Agreement Of Science And Religion

Several historians (z.B. Hooykaas 1972) have argued that Christianity is crucial to the development of Western science. Peter Harrison (2009) believes that the teaching of original sin played a decisive role in this regard and argues that in early modern times there is a widespread belief that Adam has higher senses, intellect and understanding before the fall. As a result of the fall, the human senses became more blunt, our ability to draw correct conclusions was reduced, and nature itself became less understandable. Post-lapses (i.e. people after the fall) are no longer able to rely exclusively on their preconceived reasoning to understand nature. They must complement their reasoning and senses by observing specialized instruments such as microscopes and telescopes. As Robert Hooke wrote in the introduction to his micrography: An important impetus for Arab science was the sponsorship of the Abbasid Caliphate (758-1258), centered on Baghdad. The first Abbasid leaders such as Harun al-Rashid (ruled in 786-809) and his successor Aba Jasfar Abdulléh al-Ma`mesn (governed 813-833) were important promoters of Arab science. The first founded the Bayt al-Hikma (House of Wisdom), which commissioned Arabic translations of the main works of Aristotle, Galen and many Persian and Indian scholars. He was cosmopolitan in his view and occupied astronomers, mathematicians and doctors from abroad, including Indian mathematicians and Nestorian (Christian) astronomers. Throughout the Arab world, public libraries connected to mosques provided access to a vast collection of knowledge that propagized Islam, Greek philosophy and Arab science. The use of a common language (Arabic) and common religious and political institutions and flourishing commercial relations have fostered the spread of scientific ideas throughout the empire.
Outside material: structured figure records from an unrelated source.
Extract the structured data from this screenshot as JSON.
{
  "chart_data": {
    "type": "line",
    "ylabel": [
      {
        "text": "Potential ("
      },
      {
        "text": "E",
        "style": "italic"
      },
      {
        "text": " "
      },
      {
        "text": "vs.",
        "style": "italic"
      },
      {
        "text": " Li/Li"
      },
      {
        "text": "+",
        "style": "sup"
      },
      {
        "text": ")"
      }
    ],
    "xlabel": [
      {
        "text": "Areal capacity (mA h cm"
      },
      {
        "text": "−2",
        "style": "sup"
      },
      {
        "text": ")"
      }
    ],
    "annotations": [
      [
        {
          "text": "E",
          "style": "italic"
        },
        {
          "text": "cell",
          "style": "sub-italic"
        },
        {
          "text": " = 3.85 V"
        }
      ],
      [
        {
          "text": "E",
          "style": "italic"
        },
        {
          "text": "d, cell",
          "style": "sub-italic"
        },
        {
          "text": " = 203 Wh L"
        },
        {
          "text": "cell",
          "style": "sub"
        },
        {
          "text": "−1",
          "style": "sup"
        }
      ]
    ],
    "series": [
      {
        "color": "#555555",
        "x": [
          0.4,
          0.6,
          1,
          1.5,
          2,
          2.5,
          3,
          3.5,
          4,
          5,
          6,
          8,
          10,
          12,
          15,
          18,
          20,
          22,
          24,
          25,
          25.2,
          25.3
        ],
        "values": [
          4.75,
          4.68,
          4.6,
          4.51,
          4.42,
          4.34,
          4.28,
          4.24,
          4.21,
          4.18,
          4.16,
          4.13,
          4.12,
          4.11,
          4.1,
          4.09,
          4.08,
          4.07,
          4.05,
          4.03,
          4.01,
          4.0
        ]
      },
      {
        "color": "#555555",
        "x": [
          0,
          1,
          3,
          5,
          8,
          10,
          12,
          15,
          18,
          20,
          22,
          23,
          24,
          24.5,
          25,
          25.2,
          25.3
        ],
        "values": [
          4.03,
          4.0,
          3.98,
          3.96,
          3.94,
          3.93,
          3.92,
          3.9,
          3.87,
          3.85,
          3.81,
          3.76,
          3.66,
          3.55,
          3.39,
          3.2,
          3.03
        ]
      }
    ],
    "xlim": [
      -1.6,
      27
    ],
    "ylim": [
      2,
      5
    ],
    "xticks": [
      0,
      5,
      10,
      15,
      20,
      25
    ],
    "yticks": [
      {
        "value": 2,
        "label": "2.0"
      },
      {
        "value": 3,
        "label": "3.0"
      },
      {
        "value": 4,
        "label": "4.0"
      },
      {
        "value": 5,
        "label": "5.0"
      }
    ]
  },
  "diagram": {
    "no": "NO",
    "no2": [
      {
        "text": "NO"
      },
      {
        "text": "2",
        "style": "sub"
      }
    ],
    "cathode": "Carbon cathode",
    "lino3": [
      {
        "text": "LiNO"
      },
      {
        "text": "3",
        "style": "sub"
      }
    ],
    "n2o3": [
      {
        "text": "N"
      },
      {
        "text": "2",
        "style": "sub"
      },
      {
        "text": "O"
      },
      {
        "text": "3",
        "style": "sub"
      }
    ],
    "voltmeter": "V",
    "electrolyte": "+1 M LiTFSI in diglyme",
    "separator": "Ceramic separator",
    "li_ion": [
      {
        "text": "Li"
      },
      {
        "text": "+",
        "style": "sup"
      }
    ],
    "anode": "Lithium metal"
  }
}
Part of this transmission was informal, z.B. Correspondence between like-minded people (see Dhanani 2002), some formal, z.B. in hospitals where students learned medicine in a practical environment and apprentice master, and in astronomical observatories and academies. The decline and fall of the Abbasid caliphate dealt a blow to Arab science, but it is still unclear why it finally stagnated and why it did not experience something similar to the scientific revolution in Western Europe. Contrary to the methods of science, religion does not judge truth empirically, but on dogma, writing and authority – in other words, by faith that is defined in Hebrews 11 as “the substance of things hoped for, the proof of things that are not seen.” In science, faith without evidence is a vice, whereas it is a virtue in religion.